OpenAI Function Calling

from evalmedia.integrations import openai_tool_schema

# Get the tool definition
tools = [openai_tool_schema()]

# Pass to OpenAI
response = client.chat.completions.create(
    model="gpt-4.1",
    messages=messages,
    tools=tools,
)

Anthropic Tool Use

from evalmedia.integrations import anthropic_tool_schema

# Get the tool definition
tools = [anthropic_tool_schema()]

# Pass to Anthropic
response = client.messages.create(
    model="claude-sonnet-4-20250514",
    messages=messages,
    tools=tools,
)

Executing Tool Calls

When an agent calls the evaluate_image tool, use execute_tool_call to run it:

from evalmedia.integrations.openai_tools import execute_tool_call

# Parse the tool call arguments from the agent's response
arguments = {"image_url": "output.png", "prompt": "a cat", "rubric": "general_quality"}

# Execute and get structured result
result = execute_tool_call(arguments)
# Returns a dict with passed, overall_score, check_results, suggestions

Agent Workflow Pattern

A typical generate-evaluate-retry loop:

import asyncio
from evalmedia import ImageEval
from evalmedia.rubrics import Portrait

async def generate_with_quality_gate(prompt: str, max_retries: int = 3):
    for attempt in range(max_retries):
        # 1. Generate image (your generation code here)
        image = await generate_image(prompt)

        # 2. Evaluate
        result = await ImageEval.arun(
            image=image,
            prompt=prompt,
            rubric=Portrait(),
        )

        # 3. Ship or retry
        if result.passed:
            return image, result

        # 4. Use suggestions to adjust
        for suggestion in result.suggestions:
            print(f"Issue: {suggestion}")
        # Modify prompt based on suggestions...
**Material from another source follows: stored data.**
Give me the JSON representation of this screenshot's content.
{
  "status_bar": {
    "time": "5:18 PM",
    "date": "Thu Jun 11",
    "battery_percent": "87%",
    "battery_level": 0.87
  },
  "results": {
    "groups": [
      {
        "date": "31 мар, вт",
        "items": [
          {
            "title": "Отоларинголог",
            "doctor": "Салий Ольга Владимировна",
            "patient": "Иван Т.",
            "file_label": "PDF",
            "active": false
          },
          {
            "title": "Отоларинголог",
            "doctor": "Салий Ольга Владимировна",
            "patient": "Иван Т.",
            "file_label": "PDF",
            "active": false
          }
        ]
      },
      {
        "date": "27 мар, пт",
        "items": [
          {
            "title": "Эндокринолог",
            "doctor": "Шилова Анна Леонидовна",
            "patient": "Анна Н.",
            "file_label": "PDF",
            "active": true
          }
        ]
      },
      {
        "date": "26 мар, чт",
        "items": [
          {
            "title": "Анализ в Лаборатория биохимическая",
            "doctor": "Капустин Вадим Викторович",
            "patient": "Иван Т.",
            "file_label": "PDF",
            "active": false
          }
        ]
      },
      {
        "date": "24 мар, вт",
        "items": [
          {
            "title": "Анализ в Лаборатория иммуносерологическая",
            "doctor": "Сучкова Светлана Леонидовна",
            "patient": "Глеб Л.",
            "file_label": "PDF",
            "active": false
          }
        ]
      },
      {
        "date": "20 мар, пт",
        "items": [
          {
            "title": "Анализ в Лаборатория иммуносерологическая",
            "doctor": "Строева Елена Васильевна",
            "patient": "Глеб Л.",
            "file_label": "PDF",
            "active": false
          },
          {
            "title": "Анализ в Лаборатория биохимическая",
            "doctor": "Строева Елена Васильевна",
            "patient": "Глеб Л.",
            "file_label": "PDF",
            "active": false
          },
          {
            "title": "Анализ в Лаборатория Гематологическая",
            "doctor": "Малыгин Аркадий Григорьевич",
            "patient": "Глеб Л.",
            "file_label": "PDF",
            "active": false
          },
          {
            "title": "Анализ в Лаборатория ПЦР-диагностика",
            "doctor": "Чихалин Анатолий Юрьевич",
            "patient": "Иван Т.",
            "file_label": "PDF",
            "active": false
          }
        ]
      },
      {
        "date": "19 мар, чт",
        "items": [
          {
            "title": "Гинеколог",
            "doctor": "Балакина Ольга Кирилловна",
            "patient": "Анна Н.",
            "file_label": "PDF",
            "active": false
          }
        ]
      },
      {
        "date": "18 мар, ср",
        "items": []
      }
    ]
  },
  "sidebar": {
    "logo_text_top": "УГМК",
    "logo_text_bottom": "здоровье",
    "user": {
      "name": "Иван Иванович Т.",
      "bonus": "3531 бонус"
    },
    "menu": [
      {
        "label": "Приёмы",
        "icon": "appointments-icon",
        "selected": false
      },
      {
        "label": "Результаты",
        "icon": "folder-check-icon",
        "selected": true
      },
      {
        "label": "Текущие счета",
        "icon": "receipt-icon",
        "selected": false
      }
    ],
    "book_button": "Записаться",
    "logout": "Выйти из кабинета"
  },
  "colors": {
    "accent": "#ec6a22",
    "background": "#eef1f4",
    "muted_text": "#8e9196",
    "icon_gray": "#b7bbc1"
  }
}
    return image, result  # return best effort

EvalResult for Agents

The EvalResult.to_dict() method returns agent-friendly JSON:

{
  "passed": false,
  "overall_score": 0.62,
  "check_results": [
    {
      "name": "face_artifacts",
      "status": "failed",
      "score": 0.3,
      "reasoning": "Extra finger detected on left hand...",
      "confidence": 0.9
    }
  ],
  "suggestions": [
    "[face_artifacts] Extra finger detected on left hand..."
  ],
  "duration_ms": 2340.5,
  "judge_used": "claude"
}

The suggestions field is key — instead of just "FAIL", agents get actionable guidance on what to fix.